The New York-based pharmaceutical company was accused of offering bribes to doctors and officials in European and Asian countries to obtain regulatory and formulary approvals, sales, and prescriptions for its products, the US Securities and Exchange Commission said in a news release in early August.
Pfizer China created "point programs" under which the doctors could receive gifts like reading glasses, mobile phones and tea sets based on the number of prescriptions they wrote for Pfizer products, according to the commission's complaint.
In the case of Wyeth, a pharmaceutical company belonging to Pfizer, subsidiaries in China, Indonesia and Pakistan were found offering cash and other gifts to doctors who recommended their nutritional products, and using fake invoices to hide the improper payments, the SEC said.
Pfizer's misconduct dated back to 2001, the SEC complaint said.
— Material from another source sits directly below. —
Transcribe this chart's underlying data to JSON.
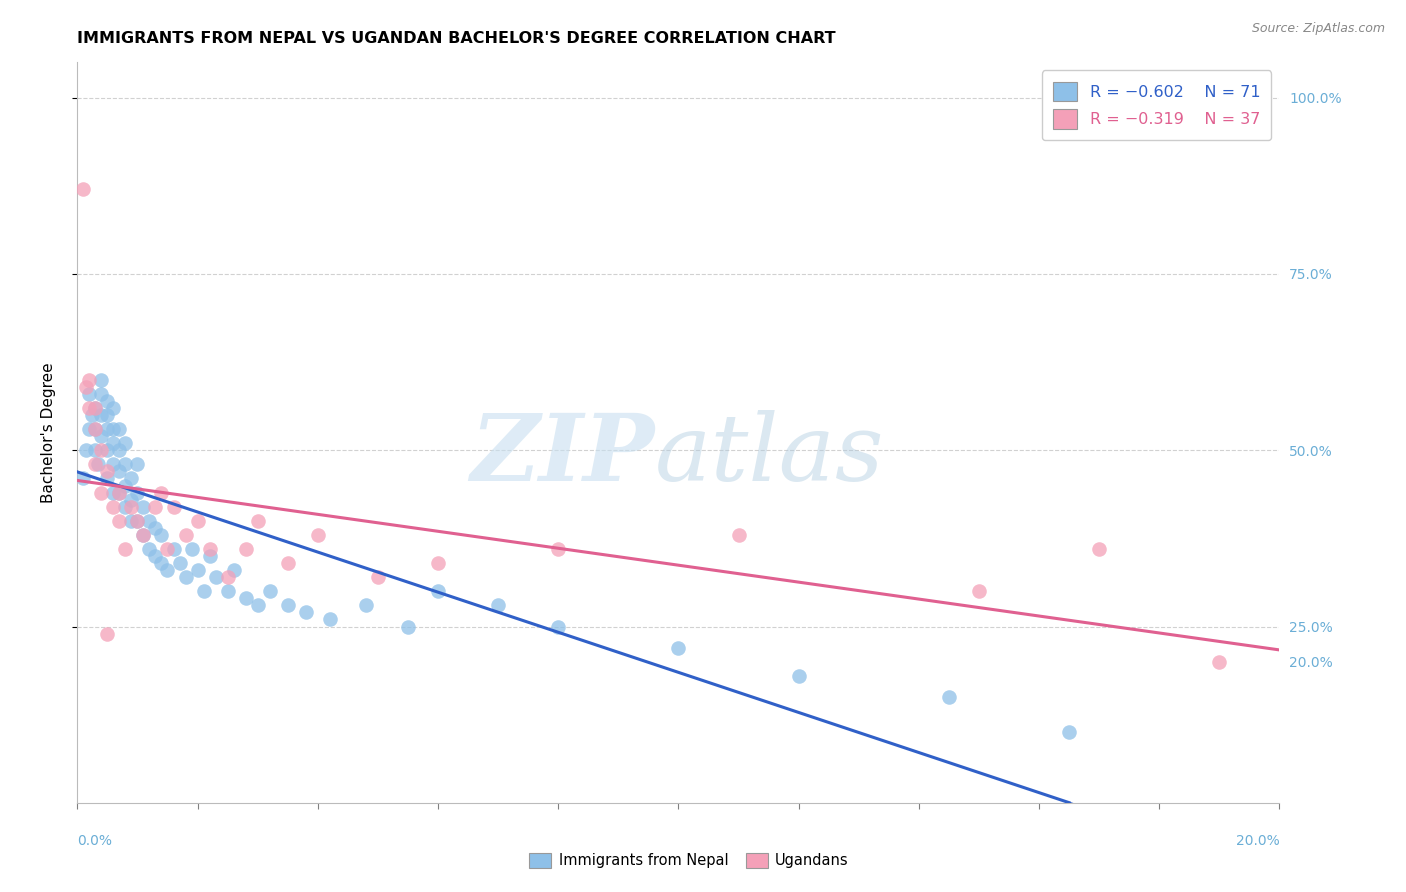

Pfizer neither admitted nor denied the claims.
The company announced on Aug 7 that it had voluntarily reported to the US government about improper payments by its overseas subsidiaries, and that a Pfizer indirect subsidiary (Pfizer H.C.P. Corp) will enter into a deferred prosecution agreement with the US Department of Justice and pay a $15 million fine.
Pfizer also agreed to give back tens of millions of dollars in profit.
The US Department of Justice declined to bring criminal action against Pfizer, according to an announcement on the company's website.
Pfizer had revenue of $67.4 billion in 2011, of which $40.5 billion was from markets outside the United States, according to a report in the Wall Street Journal.
China Daily could not reach Pfizer China for comment on Wednesday.
Phone calls to the publicity department of the SPP also went unanswered on Wednesday.
Sun Bingting, a doctor at a hospital in Rizhao of East China's Shandong Province, said that in many hospitals it's an "unwritten rule" for pharmaceutical companies to bribe doctors.
"The amount of 'gray income' (from illegal sources) for many department directors in our hospital is even higher than their salaries," Sun said, adding that he could not give the name of his hospital for fear of retaliation from his director.
Hao, the lawyer, said that China's judicial authorities should investigate the bribery cases of Pfizer China and punish the company with high fines because it did not voluntarily report its misconduct to Chinese judicial authorities.
"Pfizer has voluntarily reported to the US judicial authority about its activities and paid a large fine," he said in the letter to the SPP.
Hao suggested the SPP levy a fine double that in the US since the company "ignores China's laws".
"Not only companies like Pfizer should be sued, those taking bribes have also violated Chinese laws."
Hao said he had received an online reply from the SPP on Tuesday afternoon, which said that his e-mail has been received and the SPP is considering his suggestion.
"What the international companies want is powerful enforcement of the law, and those having violated the rules must be punished," Hao said, adding that he is a legal consultant for the China branches of many international companies.